IoT can improve the productivity of farming to improve yields, aid with cost management, waste reduction and automation to create a more efficient and productive business. In the future, this might even combine with autonomous vehicles for watering, fertilising and pesticide application.
There’s need to process significant amounts of data using game-changing business analytics at scale and at speed. Simple feedback mechanisms as well as complex deep learning algorithms can be combined with other, external data sources such as weather, market data or data from other farms. Techniques include benchmarking, analytics, predictive modelling and prognostics to provide models to manage crop failure risk.

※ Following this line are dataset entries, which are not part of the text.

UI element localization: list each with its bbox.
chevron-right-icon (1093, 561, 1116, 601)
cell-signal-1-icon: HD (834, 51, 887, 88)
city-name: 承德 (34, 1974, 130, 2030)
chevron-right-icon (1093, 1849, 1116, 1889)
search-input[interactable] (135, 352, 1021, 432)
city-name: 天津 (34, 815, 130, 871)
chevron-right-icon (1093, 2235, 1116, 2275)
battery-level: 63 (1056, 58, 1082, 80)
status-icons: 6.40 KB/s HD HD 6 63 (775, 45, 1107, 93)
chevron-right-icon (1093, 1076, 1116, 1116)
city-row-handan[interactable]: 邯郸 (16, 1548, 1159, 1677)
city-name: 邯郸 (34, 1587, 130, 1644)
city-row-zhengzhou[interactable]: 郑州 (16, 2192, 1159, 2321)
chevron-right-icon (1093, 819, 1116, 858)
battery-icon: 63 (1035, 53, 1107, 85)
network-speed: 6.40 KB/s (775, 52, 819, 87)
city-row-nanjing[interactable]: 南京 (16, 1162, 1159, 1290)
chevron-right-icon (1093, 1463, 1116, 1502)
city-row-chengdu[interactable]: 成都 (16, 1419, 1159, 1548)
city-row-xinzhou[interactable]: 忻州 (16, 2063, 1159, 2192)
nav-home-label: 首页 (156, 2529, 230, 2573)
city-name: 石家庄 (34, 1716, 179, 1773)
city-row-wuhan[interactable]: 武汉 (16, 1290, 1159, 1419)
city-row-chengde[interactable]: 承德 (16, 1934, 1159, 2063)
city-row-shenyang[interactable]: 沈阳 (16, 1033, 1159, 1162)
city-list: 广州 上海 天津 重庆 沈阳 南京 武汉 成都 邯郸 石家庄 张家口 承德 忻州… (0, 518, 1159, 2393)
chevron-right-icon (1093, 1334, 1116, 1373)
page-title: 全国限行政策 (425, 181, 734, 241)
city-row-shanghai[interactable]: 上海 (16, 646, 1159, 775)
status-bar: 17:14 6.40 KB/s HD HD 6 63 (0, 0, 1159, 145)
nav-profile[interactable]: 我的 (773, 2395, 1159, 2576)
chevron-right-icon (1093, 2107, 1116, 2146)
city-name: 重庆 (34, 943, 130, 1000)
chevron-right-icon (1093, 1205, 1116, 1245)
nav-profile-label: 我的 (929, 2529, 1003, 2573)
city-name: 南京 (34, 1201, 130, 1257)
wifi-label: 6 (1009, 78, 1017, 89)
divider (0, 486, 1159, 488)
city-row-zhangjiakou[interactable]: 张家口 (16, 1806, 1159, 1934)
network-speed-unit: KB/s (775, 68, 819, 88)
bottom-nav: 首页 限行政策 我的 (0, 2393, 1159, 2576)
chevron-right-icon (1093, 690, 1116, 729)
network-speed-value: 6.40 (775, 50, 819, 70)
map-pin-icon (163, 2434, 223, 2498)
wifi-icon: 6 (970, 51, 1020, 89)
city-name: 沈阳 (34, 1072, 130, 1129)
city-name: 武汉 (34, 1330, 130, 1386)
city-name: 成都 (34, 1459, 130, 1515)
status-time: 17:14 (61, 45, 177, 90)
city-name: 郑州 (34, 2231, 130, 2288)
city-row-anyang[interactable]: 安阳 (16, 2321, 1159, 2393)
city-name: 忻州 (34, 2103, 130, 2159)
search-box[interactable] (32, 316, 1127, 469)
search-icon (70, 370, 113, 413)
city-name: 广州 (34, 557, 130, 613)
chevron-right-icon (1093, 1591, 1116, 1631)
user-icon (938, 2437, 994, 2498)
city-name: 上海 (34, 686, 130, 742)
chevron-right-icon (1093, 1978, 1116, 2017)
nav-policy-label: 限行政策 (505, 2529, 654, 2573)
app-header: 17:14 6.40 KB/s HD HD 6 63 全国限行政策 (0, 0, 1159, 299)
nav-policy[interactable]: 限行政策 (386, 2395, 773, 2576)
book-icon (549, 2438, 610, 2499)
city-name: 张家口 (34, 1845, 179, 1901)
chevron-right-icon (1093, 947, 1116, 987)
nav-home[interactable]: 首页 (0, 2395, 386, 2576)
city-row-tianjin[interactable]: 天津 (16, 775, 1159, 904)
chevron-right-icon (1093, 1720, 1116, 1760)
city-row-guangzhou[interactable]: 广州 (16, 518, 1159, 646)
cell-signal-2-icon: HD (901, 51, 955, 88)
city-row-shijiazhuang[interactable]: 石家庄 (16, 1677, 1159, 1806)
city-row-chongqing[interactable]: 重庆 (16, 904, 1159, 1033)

A relatively recent paper, Big Data in Smart Farming – A review, covers the issues of extracting meaningful data from farm sensors. It explains the process from sensing and monitoring, through analysis and decision making to intervention with the implications on the efficiency of the entire supply chain. The paper covers the whole ecosystem that extends far from the farm itself:
Smart Farming is still in an early development stage. Current implementations are custom, proprietary solutions that can are experimental and expensive. Solutions need to be affordable, especially for developing countries. However, as with Industry, the early innovators will inevitably gain the early benefits while the laggards will get further left behind.
One way to reduce costs is using standard and open technologies. Bluetooth and more specifically, Bluetooth mesh, offers a low power, low cost, standard way of collecting sensor data. Open software platforms such as OpenATK and initiatives such as FIspace should make solutions more accessible.